The fields generated during magnetic resonance imaging (MRI) procedures can, like microwave oven energy, heat up metallic devices, but up to now, the metal content of transdermal patches has not been seen as a potential problem in this context. However, FDA has published a safety alert in connection with roughly half a dozen instances of patients with patches receiving mild burns when undergoing MRI exams.

Sandra Kweder, MD, deputy director of the Office of New Drugs at FDA's Center for Drug Evaluation and Research said during yesterday's conference call that "some, but not all these patches contain aluminum or other metal" the consequences of which are that the patch could end up "conducting electricity and generating enough heat to cause a skin burn." She noted that "even a patch that is clear ... may have a very small amount of metal that could overheat."

Kweder noted that the agency has "only a few reports" of such incidents, characterizing the resulting burns as akin to "bad sunburns." FDA is looking at how to approach the use of a warning label on a patch product, but has only started on the effort and has yet to determine whether the warning would go directly on the patch or on the product's package.
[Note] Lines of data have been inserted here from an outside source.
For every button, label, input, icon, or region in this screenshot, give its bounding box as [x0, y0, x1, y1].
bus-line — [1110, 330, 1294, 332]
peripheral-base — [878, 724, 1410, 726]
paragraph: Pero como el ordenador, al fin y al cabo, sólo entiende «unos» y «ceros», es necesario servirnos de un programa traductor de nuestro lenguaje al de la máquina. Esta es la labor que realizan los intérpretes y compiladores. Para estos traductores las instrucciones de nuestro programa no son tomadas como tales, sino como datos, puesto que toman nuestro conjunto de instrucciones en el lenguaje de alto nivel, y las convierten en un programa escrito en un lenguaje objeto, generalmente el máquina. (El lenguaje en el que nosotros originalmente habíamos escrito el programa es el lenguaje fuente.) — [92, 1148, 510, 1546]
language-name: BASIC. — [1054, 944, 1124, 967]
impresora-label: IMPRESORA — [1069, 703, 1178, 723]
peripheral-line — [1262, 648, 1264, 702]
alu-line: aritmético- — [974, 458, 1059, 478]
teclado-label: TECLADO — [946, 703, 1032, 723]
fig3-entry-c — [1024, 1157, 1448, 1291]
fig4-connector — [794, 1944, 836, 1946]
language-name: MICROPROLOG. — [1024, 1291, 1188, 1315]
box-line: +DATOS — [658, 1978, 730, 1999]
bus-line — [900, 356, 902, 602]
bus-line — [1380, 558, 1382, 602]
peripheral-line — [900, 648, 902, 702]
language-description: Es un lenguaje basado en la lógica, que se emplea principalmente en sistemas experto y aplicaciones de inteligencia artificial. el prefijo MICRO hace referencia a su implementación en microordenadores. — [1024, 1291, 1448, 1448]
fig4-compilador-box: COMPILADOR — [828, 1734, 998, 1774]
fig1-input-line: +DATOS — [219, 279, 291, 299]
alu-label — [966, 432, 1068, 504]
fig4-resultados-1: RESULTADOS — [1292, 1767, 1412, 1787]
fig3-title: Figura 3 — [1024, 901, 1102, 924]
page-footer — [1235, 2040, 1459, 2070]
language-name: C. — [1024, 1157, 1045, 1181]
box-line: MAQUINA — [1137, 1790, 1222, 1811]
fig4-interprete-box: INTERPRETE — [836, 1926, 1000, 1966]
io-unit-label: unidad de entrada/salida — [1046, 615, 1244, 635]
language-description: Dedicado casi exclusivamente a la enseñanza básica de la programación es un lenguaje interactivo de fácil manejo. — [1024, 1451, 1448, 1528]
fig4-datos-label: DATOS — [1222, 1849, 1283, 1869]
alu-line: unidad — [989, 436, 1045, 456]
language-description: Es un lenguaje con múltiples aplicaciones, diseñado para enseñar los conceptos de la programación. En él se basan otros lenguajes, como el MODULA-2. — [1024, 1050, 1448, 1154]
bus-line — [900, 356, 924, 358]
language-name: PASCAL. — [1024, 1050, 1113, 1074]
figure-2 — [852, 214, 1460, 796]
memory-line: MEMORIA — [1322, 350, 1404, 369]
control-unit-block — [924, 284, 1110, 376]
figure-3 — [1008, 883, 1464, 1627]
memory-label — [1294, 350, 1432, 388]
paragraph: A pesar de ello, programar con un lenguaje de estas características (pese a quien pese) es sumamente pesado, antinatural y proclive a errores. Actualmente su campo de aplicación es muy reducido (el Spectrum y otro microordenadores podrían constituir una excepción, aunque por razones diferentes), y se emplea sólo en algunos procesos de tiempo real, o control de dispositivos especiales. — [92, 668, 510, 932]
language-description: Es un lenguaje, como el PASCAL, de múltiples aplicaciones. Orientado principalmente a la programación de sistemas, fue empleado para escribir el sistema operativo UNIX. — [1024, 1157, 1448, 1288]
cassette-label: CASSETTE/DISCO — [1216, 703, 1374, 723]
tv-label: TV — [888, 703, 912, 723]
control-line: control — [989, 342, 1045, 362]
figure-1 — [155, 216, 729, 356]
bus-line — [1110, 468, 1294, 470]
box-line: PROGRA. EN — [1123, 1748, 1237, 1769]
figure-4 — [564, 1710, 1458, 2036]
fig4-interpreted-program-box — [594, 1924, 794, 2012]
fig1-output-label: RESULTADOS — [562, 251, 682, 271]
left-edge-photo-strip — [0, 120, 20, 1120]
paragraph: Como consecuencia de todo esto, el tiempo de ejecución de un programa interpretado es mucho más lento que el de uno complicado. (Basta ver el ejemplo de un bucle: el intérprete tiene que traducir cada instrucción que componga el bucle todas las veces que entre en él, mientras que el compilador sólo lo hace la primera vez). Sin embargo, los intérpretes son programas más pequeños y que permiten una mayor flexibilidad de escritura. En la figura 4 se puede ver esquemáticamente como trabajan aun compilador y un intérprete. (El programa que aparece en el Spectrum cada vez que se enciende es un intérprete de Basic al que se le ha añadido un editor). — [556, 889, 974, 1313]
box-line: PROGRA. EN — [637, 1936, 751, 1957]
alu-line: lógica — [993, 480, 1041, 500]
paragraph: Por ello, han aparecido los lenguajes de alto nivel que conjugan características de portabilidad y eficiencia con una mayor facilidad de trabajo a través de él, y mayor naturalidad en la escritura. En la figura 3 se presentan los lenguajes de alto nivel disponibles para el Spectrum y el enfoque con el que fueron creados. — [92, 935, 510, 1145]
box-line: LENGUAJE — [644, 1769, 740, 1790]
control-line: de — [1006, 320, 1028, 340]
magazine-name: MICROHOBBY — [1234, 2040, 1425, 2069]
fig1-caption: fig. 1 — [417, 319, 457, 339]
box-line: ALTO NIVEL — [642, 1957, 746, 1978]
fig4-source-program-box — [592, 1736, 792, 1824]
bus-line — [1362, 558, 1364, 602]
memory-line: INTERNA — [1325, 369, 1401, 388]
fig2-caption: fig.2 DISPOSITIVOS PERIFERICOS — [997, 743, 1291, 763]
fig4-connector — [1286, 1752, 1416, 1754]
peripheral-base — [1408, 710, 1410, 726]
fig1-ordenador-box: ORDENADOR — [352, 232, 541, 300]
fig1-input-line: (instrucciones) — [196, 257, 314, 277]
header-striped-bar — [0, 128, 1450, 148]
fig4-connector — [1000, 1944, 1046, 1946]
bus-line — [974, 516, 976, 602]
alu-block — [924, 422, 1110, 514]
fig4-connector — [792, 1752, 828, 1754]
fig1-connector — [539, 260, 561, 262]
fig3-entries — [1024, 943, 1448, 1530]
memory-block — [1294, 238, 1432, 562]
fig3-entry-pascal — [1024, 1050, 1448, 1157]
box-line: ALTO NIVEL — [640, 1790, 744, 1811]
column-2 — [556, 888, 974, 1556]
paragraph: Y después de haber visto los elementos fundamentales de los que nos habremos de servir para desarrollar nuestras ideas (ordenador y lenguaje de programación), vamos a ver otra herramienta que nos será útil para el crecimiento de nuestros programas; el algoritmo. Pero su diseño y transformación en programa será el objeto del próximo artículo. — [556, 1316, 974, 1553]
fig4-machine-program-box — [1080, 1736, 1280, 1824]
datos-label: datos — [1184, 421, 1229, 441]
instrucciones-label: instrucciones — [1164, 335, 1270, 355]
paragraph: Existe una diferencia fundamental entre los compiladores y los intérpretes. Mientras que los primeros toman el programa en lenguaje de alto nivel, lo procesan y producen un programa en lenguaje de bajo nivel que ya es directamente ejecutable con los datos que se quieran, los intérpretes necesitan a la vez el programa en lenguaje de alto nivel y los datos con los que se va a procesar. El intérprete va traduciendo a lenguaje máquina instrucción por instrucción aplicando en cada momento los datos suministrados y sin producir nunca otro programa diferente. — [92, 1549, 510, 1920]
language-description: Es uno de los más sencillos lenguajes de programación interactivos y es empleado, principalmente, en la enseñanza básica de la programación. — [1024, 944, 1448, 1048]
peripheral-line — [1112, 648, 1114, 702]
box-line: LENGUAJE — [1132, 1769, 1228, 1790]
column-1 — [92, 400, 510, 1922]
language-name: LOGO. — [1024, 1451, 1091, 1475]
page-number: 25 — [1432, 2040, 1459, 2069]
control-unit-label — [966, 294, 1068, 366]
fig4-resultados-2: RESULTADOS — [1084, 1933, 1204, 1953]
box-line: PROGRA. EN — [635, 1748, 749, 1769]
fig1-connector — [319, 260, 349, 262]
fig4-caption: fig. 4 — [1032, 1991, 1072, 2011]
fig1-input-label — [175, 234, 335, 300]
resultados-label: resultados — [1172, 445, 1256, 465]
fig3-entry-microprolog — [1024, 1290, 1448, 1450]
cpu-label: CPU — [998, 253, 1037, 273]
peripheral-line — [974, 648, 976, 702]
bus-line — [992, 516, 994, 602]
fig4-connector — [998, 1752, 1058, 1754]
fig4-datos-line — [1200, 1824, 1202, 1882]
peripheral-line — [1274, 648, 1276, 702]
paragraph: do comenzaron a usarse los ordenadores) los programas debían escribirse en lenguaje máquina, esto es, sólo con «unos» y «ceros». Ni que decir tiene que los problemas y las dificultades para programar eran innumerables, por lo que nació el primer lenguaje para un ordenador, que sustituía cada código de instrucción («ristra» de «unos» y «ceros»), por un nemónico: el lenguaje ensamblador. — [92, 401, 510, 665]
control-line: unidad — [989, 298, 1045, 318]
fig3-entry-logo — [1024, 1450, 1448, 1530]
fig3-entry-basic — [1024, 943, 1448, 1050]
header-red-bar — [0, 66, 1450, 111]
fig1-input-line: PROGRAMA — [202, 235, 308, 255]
"Most MRI facilities ask patients to remove patches, but it may not be [a] uniform practice," Kweder noted. In response to a question about whether the agency could require that radiology technicians ask patients about patches, she said "we don't have any jurisdiction," but noted that the American College of Radiology (Reston, Virginia) "already has guidelines that recommend technicians ask about patches." Kweder said "we will be working with them and other stakeholders" to get the word out.

Brain cancer more common in Northeast

The prevailing view of higher education is that the northeastern U.S. has the highest percentage of adults with a college diploma, so it may strike one as ironic that a recent report by the Agency for Healthcare Research and Quality indicates that this region appears to be the home of the highest rates of brain cancer in the nation.

According to a statement published along with the statistical brief for the agency's Hospital Cost and Utilization Project (HCUP), those living in the Northeast "are one-third more likely than those in the South or West to be hospitalized for treatment of brain cancer or to have brain cancer when they are hospitalized for another illness or complication." The rate of hospitalization in the Northeast in 2006 was about 30 for each 100,000 residents, substantially higher than the 25 per 100,000 in the Midwest and the 23 per 100,000 in the South.

However, the statement's dark cloud was accompanied by the silver lining of news that "nationally, the hospitalization rate for brain cancer remained stable since 1995 roughly about 35,000 hospital stays a year." This number presumably deals with initial diagnoses, given that the statement also notes that another 38,000 admissions were chalked up to brain cancer, "mostly for chemotherapy or radiotherapy to continue treatment, or for convulsions, pneumonia or other complication from the disease." This number, according to AHRQ, is up 18% since 1995.

As one might guess, the disease is somewhat selective by sex. Among those over the age of 65, men were 62% more likely than women to end up in the hospital primarily for brain cancer, and 55% more likely as a secondary diagnosis. AHRQ also notes that 4.4% of patients admitted for brain cancer died in the hospital, down from 6.2% in 1995, but the HCUP report does not include numbers on the destinations of those patients upon discharge.